The political resistance in Japan to meaningful reform is immense. The inflexible sclerosis of Japan's economy is described in Voodoo Abenomics: Japan's Failed Comeback Plan (Foreign Affairs):
To lift productivity, Japan needs serious structural changes to promote creative destruction, the process of replacing decaying firms with vibrant ones. The sectors of Japan’s economy that face international competition, such as the auto industry, enjoy high productivity. But the lion’s share of the economy is domestically oriented, and much of it is shielded from both international and domestic competition by domestic regulations and cartel-like business practices.
Japan’s milk market isn’t even open to domestic competition. The powerful farm cooperative known as Japan Agriculture uses its stranglehold on distribution to protect inefficient farmers in the main part of Japan by hindering shipments of milk from the larger, more efficient farms in the northern island of Hokkaido. Tokyo turns a blind eye because Japan Agriculture is a powerful electoral ally of Abe’s political party and because rural voters are disproportionately represented in the Diet. A real reformer would scrap Japan Agriculture’s exemption from the Antimonopoly Act, a law passed in 1947 designed to encourage competition, and use the act to crack down on such practices.
The net result of protecting cartels and fiefdoms by lowering interest rates to zero and flooding the financial sector with "free money" is social depression, characterized by the erosion of employment, and a hollowing out of the economy's core strengths:
Since Japan’s rigid labor laws make it nearly impossible to lay off permanent employees in downtimes, companies now tend to fill open slots with part-time or temporary workers, and they typically pay them a third less. Today, 17 percent of Japanese men aged 25 to 34 hold such second-class jobs, up from four percent in 1988. Low-paid temps and part-timers now make up 38 percent of Japanese employees of all ages and both sexes -- a stunning figure for a society that once prided itself on equality.
Trying to "fix" a sclerotic, inefficient state-cartel economy by boosting inflation--the ultimate goal of quantitative easing and the Monetary Pearl Harbor-- is a self-liquidating path to destruction:
Since 1997, wages in Japan have fallen by nine percent in real terms. They are expected to continue falling, despite highly advertised wage hikes by a few hundred giant firms whose profits from overseas sales have been artificially boosted by the weaker yen. Abe claims that wages will rise once workers and firms come to expect inflation. In reality, deflation is not the cause of Japan’s problems but a symptom. Trying to cure Japan’s malaise by generating inflation is like trying to cure a fever by putting ice on the thermometer.

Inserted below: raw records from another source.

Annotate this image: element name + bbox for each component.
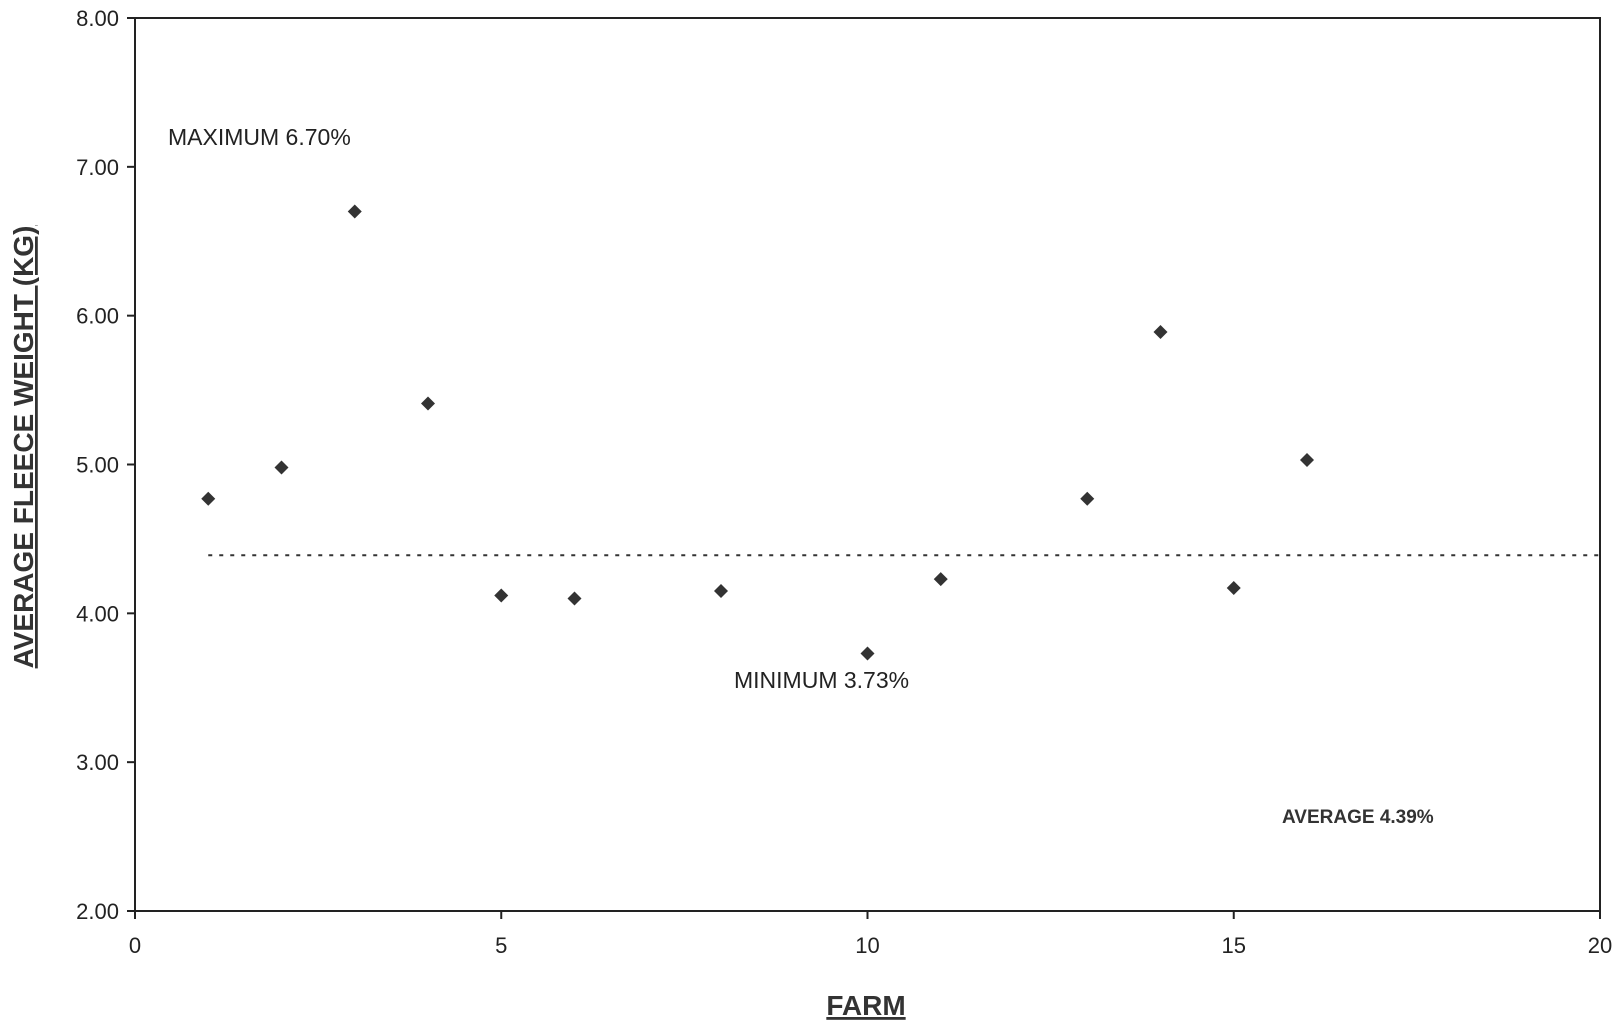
x-tick-label: 10 (855, 933, 879, 958)
data-point-marker (714, 584, 728, 599)
y-tick-label: 3.00 (76, 750, 119, 775)
x-axis-title: FARM (826, 990, 905, 1021)
data-point-marker (347, 204, 362, 219)
data-point-marker (567, 591, 582, 606)
average-annotation: AVERAGE 4.39% (1282, 807, 1434, 828)
data-point-marker (201, 491, 216, 506)
data-point-marker (494, 588, 509, 603)
data-point-marker (1153, 325, 1168, 340)
minimum-annotation: MINIMUM 3.73% (734, 667, 909, 693)
x-tick-label: 0 (129, 933, 141, 958)
maximum-annotation: MAXIMUM 6.70% (168, 124, 351, 150)
y-tick-label: 7.00 (76, 155, 119, 180)
y-tick-label: 4.00 (76, 601, 119, 626)
data-point-marker (1226, 581, 1241, 596)
y-tick-label: 2.00 (76, 899, 119, 924)
y-tick-label: 8.00 (76, 6, 119, 31)
plot-frame (134, 17, 1601, 912)
data-point-marker (860, 646, 875, 661)
x-axis-ticks: 0 5 10 15 20 (129, 911, 1612, 958)
data-point-marker (933, 572, 948, 587)
data-point-marker (421, 396, 435, 411)
y-tick-label: 5.00 (76, 453, 119, 478)
x-tick-label: 15 (1222, 933, 1246, 958)
data-point-marker (274, 460, 289, 475)
y-axis-ticks: 2.00 3.00 4.00 5.00 6.00 7.00 8.00 (76, 6, 135, 924)
x-tick-label: 5 (495, 933, 507, 958)
y-axis-title: AVERAGE FLEECE WEIGHT (KG) (8, 226, 39, 669)
x-tick-label: 20 (1588, 933, 1612, 958)
data-point-marker (1300, 453, 1314, 468)
y-tick-label: 6.00 (76, 304, 119, 329)
data-points (201, 204, 1314, 661)
data-point-marker (1080, 491, 1095, 506)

The same devotion to a self-destructive Grand Strategy characterized Japan's Imperial High Command: dissent was suppressed, lest the truth step on powerful toes. And so the voices of experience within the Establishment who recognized the enormous risks of the Grand Strategy were ignored or silenced.
Admiral Yamamoto, architect of Pearl Harbor and Japan's early victories in the Pacific, provided one such voice of caution: "In the first six to twelve months of a war with the United States and Great Britain I will run wild and win victory upon victory. But then, if the war continues after that, I have no expectation of success."
Despite his reputation and rank, his influence within the Power Elite was limited. The Grand Strategy of self-destruction played out with all the hubris and inevitability of a classic tragedy.

Now the Bank of Japan is pursuing its own self-destructive tragedy, and all the world can do is watch from afar and hope the eventual collapse of this Grand Strategy doesn't take the entire global financial system down with it.